Flexible execution of temporal plans with uncertainty for autonomous spacecraft

In current and future space applications, on-board autonomy is needed for spacecraft operation. In traditional telemetering and remote control method, predefined sequences of executed commands are made on the ground and can fulfil the needs for satellites in predictable contexts. However, this approach is not suitable for spacecraft operating in partially observable, unknown or unpredictable environment, such as deep space exploration. In such a case, robust plan execution is a key technology to operate robustly dealing with context uncertainty outside ground contact, based on flexible plans generated by a planner.
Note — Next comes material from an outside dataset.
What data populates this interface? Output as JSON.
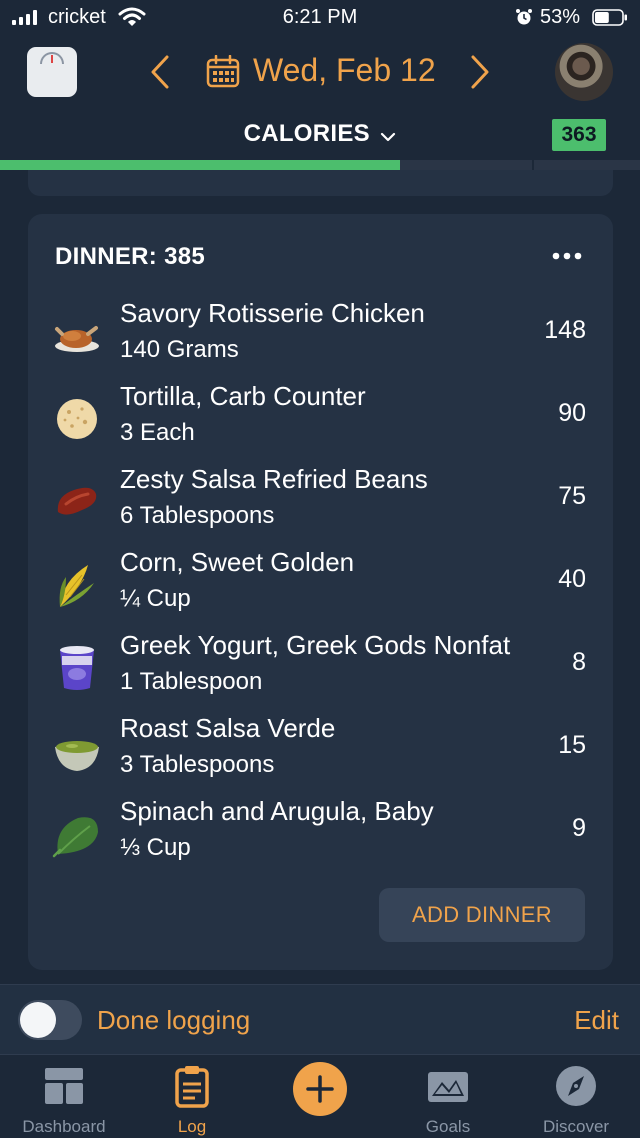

In order to support autonomous operation of deep space probe and funded by National Natural Science Foundation of China, this paper focus on a robust execution strategy of temporal plans with uncertainty for autonomous operation. First, a control framework of execution is proposed and control cycles are given to determine advancement of time and reactivity frequency. In the framework, executable time and temporal constraints are represented by simple temporal network with uncertainty to check dynamic controllability. Then, causal relations between actions are transformed into conditions on arcs in the network, which can represent logic relationship among executable operations of the probe. Next, three types of actions are defined including controllable, uncontrollable and partially controllable actions, to describe uncertainty from environment and system. At the same time, relate different strategies to control these actions are given for the achievement of flexible execution. Finally, experiments on domains about deep space exploration are run and results indicate our technology can improve the robust of execution and further guarantee the achievement of mission goals.